Sheviit chapitre sept, michna un. La michna s'ouvre par une affirmation : "Kelal gadol amrou ba-Sheviit" - un principe qui s'applique à tous les domaines de la Sheviit.
Les conditions du principe :
"Kol chehou maakhal adam" - tout ce qui convient à la consommation humaine.
"Ou-maakhal behemah" - ou bien ce qui convient à la nourriture des animaux.
"Ou-mi-min ha-tsovim" - ou bien ce qui fait partie des choses servant à la teinture.
"Ve-eino mitkayem ba-arets" - et qui ne demeure pas de façon permanente dans le sol, c'est à dire qui ne se conserve pas d'une année à l'autre.
Pour tout ce qui réunit ces conditions, quatre lois sont énoncées :
"Yech lo Sheviit" - les lois de la Sheviit s'y appliquent, et ce qui a poussé doit être utilisé selon la sainteté de la Sheviit : uniquement pour la consommation et usages semblables.
"Ou-le-damav Sheviit" - même l'argent avec lequel on achète ces choses est sanctifié selon les lois de la Sheviit.
"Yech lo bi'our" - lorsqu'elles ne se trouvent plus dans les champs pour les animaux, les lois du bi'our s'y appliquent et il faut les éliminer.
"Ou-le-damav bi'our" - et les lois du bi'our s'appliquent aussi à l'argent qui a été échangé contre ces choses.
"Ve-eizeh hen ?" - les exemples énumérés par la michna :
Parmi la nourriture humaine :
"Alei alouf ha-choteh" - les feuilles de l'alouf mentionné plus haut, qui est une sorte d'oignon, et "ha-choteh" désigne celui qui pousse à l'état sauvage.
"Ve-alei ha-dandanah" - les feuilles de la plante de menthe.
"Ha-choulchin" - l'endive ou la chicorée, même lorsqu'elles poussent à l'état sauvage.
"Ve-ha-karchin" - le poireau, connu comme karti.
"Ve-ha-regilah" - la plante appelée en anglais 'portulak' (pourpier).
"Ve-netsah ha-halav" - dont nous n'avons pas de traduction précise du nom ; ses fleurs sont blanches, et certains expliquent qu'il s'agit d'une sorte d'herbe qui, lorsqu'on la coupe, laisse s'écouler un liquide semblable à du lait, comme le lait du pissenlit.
Parmi la nourriture des animaux et parmi les plantes tinctoriales :
"Ha-hohim ve-ha-dardarim" - des sortes d'épines qui conviennent à la consommation des chameaux.

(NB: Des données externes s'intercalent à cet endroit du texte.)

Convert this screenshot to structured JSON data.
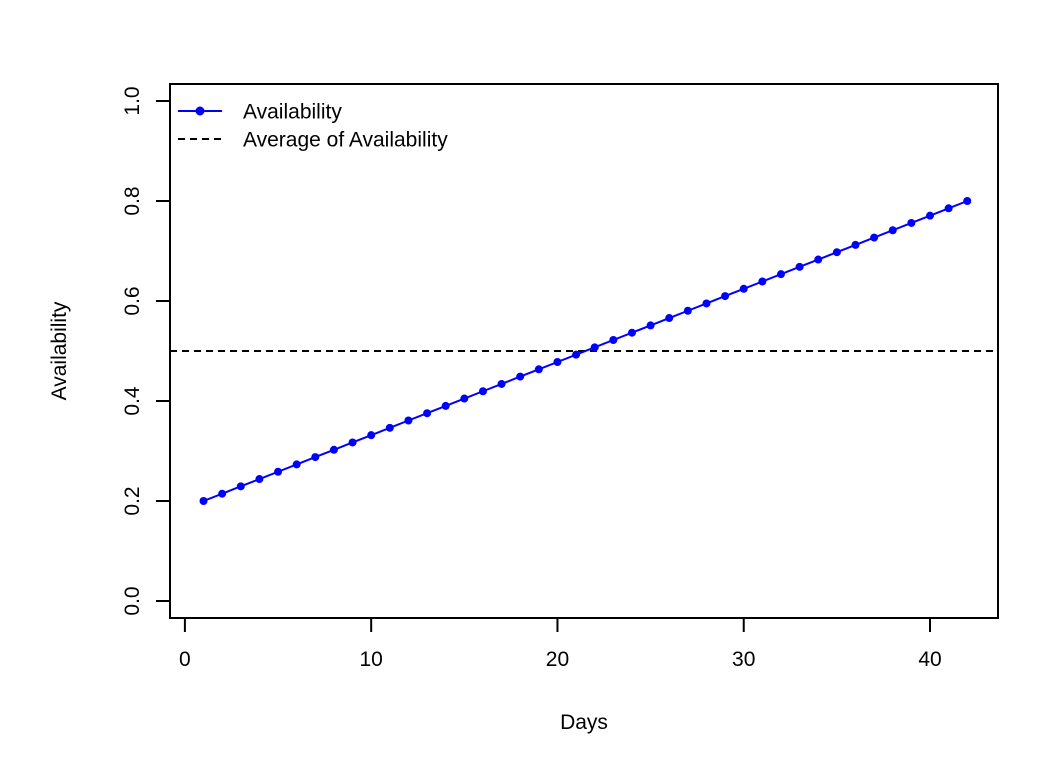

"Sefihei istis" - l'istis qui pousse de lui-même à l'état sauvage, et qui fait partie des plantes tinctoriales.
"Ve-kotsah" - une autre sorte de teinture.
Pour toutes ces choses il est dit : "Yech lahem Sheviit ve-li-dmeihen Sheviit, yech lahem bi'our ve-li-dmeihen bi'our" - la chose elle-même possède la sainteté de la Sheviit, ainsi que l'argent acheté avec elle ; et les lois du bi'our s'appliquent également à elle et à l'argent échangé contre elle.
En résumé : dans cette michna nous avons appris le grand principe de la Sheviit : tout ce qui convient à la consommation humaine, à la nourriture des animaux, ou qui fait partie des plantes tinctoriales, et qui ne se conserve pas dans le sol d'une année à l'autre - possède la sainteté de la Sheviit, ainsi que l'argent qui en découle, et est soumis au bi'our, ainsi que l'argent qui en découle. Ensuite la michna a énuméré des exemples pour les trois catégories : nourriture humaine, nourriture des animaux et plantes tinctoriales.